About the Author
My work represents a long relationship with computers, a deep respect for practical technology, and a growing desire to build systems that are useful, secure, and fully understood from end to end.
My Path
I have spent decades growing alongside the computer industry, watching it change shape across hardware, software, networks, platforms, and the web. In many ways, my career has mirrored that evolution. I did not follow the most traditional route into technology, but my desire to keep learning never left me.
Although I do not hold a degree in Computer Science, I have always felt close to the discipline itself. There were moments in life when that path could have unfolded differently. Even so, the desire to improve my technical abilities at every level never went unrewarded. That persistence helped shape my career, strengthen my thinking, and prepare me for the work I am doing now.
The Next Logical Step
April 14, 2026 marks the beginning of a 730-day countdown until I can officially retire from my current job of 24 years. At that point, I will be able to live comfortably on a fixed retirement income.
It is not the ideal retirement story, where success comes early, investments grow steadily, and financial freedom arrives ahead of schedule. That was not my path. My path was built through consistency, work, adaptation, and experience earned over time.
I have now spent 35 years in the computer industry. It is fair to say that I grew up around computers and watched them evolve into what they are today. By most standards, that would qualify as a relationship. Now that both the technology and I have matured, it feels like we are finally having adult conversations. That experience is difficult to put into words, but it has shaped the way I think and build.
Career and Industry Perspective
If you were to glance at my resume, you would see a career shaped by movement within the industry itself. I have benefited from the computer field and grown with it as the demand for skills, platforms, and support shifted over time.
In the last 10 years, my work has taken me from SharePoint Web Forms development to serving as an FQDN website administrator hosting several agencies. Those roles represent the larger arc of my career: adapting to changing systems while continuing to build practical technical knowledge.
During those years, I worked extensively with Drupal while privately developing my WordPress environment and sharpening my broader web development skills. Over time, I could see the shift happening in the job market itself, from older computer technologies toward modern web-based systems and application development.
Open Source, PHP, and Custom Framework Thinking
I have long appreciated open source and the communities behind it for making programming technologies available to the public. I have also spent time learning Java, C#, and .NET. Each has value. Still, PHP became the language whose syntax felt the most natural for me to understand and work with.
Larger platforms can be powerful, but they can also reduce independent thinking and hands-on skill building. Those qualities matter to me because they are essential to designing custom frameworks like the one on display here. My goal is not only to use technology, but to understand it deeply enough to shape it intentionally.
With the help of AI, I have built a solid, secure, and scalable MVC application that runs on Windows IIS. Drupal remains a powerful CMS with a large ecosystem, but it also carries platform expectations, operational complexity, and many dependencies. My MVC application is different. It is a custom solution that can be controlled end to end and adapted to specific business needs.
On Windows Server, IIS and PHP can be a very practical fit. For organizations already invested in a Windows environment, that matters. It allows them to keep their existing server foundation largely intact while adopting a custom application built around their own requirements rather than the expectations of a larger platform.
Learn more about A Snapshot of This Framework →
Why This Matters Now
Mainframe systems are aging, and many of the programmers who built and supported them are already at or near retirement age. The industry continues to move, and I believe this is the right time to move with it.

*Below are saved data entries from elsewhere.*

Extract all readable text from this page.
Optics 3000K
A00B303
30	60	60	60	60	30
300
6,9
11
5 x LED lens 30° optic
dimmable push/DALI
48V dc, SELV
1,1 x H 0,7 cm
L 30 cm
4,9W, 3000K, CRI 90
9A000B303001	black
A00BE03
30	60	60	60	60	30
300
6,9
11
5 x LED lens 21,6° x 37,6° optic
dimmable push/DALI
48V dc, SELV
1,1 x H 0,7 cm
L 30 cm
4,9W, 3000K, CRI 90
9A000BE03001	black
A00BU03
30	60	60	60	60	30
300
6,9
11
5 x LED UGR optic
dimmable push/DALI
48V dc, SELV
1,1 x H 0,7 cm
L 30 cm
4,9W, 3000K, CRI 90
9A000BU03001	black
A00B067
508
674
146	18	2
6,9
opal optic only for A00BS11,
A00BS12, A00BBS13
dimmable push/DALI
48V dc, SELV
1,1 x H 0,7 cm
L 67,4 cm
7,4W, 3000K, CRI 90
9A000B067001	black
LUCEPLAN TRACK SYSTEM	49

I have more than 15 years of experience working with desktop computers and Windows Server, often learning, adapting to, and communicating system changes and technical advancements. Over time, I developed an instinct for where the industry was heading and what would likely come next.
At this stage of life, the choice feels clear. I can continue in familiar work and receive a steady income, or I can direct my experience toward building and customizing practical applications that solve real problems. For some, a paycheck alone is enough. For me, now is the time to do more with what I have learned.